Heisenberg uncertainty principle at relativistic velocities Would the Heisenberg uncertainty principle, the energy of h-bar in particular, be affected by the Lorentz factor at relativistic velocities from an external pov?
If a rocket were to speed by at relativistic velocities and if we could see inside it, or if we could view the environment close to a black hole, would quantum effects be more pronounced there?
That is to say, would the magnitude of h-bar increase in a similar way that the Lorentz factor increases the magnitude of momentum and kinetic energy at relativistic velocities?
My thought process stems from H bar = 1.054571817×10−34 joules x sec, yet mass and energy are equivalent. So if the Lorentz factor can intensify mass and energy shouldn't H bar be affected as well?
 A: 
Would the Heisenberg uncertainty principle, the energy of h-bar in particular, be affected by the Lorentz factor at relativistic velocities from an external pov?

There is no reason why Planck's constant (in this case the reduced Planck's constant which is just $\frac{h}{2\pi}$) would change even in relativistic velocities. What you mean by the "energy of $\hbar$" is not obvious.

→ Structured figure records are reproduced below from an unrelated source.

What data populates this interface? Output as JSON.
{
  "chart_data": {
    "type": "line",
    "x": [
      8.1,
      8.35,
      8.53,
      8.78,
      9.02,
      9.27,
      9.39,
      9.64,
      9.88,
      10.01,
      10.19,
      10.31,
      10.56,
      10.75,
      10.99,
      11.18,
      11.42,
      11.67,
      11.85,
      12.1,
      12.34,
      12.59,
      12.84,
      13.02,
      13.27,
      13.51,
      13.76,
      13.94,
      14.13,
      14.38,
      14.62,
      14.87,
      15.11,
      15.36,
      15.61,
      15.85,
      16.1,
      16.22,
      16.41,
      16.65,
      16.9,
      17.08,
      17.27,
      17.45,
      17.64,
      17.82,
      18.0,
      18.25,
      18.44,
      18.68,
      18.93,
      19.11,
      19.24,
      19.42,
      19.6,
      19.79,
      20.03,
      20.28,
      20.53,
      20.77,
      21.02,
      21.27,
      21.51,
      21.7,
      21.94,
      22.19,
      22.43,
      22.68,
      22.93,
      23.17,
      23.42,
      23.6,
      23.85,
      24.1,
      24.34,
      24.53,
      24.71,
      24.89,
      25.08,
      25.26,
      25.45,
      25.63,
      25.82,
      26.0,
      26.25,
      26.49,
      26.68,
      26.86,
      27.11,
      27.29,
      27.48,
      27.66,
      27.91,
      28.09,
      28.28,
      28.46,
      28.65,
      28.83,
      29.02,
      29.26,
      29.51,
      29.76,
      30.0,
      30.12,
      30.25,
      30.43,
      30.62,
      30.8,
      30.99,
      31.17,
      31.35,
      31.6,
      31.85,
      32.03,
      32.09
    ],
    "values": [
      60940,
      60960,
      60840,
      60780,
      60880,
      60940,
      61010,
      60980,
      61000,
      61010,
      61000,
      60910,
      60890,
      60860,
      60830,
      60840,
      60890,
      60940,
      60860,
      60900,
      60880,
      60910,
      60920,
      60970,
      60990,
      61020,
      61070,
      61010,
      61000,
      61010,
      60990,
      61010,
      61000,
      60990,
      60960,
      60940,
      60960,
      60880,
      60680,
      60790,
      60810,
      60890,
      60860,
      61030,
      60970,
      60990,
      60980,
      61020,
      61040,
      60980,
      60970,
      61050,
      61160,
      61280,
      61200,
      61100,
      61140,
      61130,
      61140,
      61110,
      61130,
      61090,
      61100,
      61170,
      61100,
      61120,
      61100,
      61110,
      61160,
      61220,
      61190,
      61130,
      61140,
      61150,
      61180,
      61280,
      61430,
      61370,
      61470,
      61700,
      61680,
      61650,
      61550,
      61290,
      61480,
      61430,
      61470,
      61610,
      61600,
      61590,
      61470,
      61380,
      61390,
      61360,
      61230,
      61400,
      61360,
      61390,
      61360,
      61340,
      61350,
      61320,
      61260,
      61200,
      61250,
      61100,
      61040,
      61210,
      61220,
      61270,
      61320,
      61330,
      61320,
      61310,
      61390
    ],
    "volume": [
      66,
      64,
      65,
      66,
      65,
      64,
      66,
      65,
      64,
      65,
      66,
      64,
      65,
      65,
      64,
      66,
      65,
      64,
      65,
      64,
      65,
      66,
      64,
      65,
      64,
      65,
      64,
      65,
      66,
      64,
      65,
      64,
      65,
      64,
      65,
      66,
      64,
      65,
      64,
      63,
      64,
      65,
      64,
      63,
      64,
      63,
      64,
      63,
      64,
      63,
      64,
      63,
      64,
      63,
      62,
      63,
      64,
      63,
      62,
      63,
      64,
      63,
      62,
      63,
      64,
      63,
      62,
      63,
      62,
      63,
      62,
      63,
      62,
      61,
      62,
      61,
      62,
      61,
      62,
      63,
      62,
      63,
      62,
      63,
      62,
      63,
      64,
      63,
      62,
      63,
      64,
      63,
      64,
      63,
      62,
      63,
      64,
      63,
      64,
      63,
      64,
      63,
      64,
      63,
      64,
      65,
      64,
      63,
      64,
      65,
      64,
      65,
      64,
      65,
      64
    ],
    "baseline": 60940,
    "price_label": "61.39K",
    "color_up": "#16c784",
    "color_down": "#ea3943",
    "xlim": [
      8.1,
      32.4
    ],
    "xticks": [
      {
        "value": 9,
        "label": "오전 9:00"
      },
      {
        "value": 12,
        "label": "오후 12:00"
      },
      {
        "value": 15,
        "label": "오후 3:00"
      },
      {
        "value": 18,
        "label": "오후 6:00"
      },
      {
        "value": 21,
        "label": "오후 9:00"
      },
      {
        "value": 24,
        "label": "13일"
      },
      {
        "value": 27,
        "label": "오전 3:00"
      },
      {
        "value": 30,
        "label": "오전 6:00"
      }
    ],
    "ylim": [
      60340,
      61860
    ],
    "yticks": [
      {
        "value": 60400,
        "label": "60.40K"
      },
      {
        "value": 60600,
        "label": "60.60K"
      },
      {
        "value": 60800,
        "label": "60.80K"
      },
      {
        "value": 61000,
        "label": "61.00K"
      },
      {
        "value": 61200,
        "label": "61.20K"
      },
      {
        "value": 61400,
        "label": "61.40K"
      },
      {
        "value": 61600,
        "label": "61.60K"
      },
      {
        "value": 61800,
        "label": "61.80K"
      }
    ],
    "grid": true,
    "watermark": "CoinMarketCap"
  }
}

If a rocket were to speed by at relativistic velocities and if we could see inside it, or if we could view the environment close to a black hole, would quantum effects be more pronounced there?

In terms of quantum effects near a black hole, the rate of particle-antiparticle creation and annihilation is increased dramatically near its event horizon. But this is due to the immense gravitational energy caused by the black hole on space-time itself. What this has to do with $\hbar$ is not obvious.

That is to say, would the magnitude of h-bar increase in a similar way that the Lorentz factor increases the magnitude of momentum and kinetic energy at relativistic velocities?

No. There is no reason why $\hbar$ would increase, let alone change in any way.

My thought process stems from H bar = 1.054571817×10−34 joules/sec, yet mass and energy are equivalent. So if the Lorentz factor can intensify mass and energy shouldn't H bar be affected as well?

No. It should not. And $\hbar$ has units $J\cdot sec$ and is referred to as “action”. The mechanism you explain here seems to connect two separate things. The equivalence of mass and energy has no direct bearing (that is obvious to me anyway) on what the value of $\hbar$ is. If you could elaborate on what you mean here in the comments, I would be happy to edit this answer in order to answer your question.
A: Planck constant $h= 6.62607015\times 10^{−34}$ Js (i.e. Joules times second and not Joules per second) in SI units. See here. As such it has the units of action. Although energy transforms as a result of Lorentz transformations, the Planck constant does not. There may be some interesting effects of special relativity (or general relativity) on the uncertainty principles, but as far as we know this does not include a variation in the value of $h$.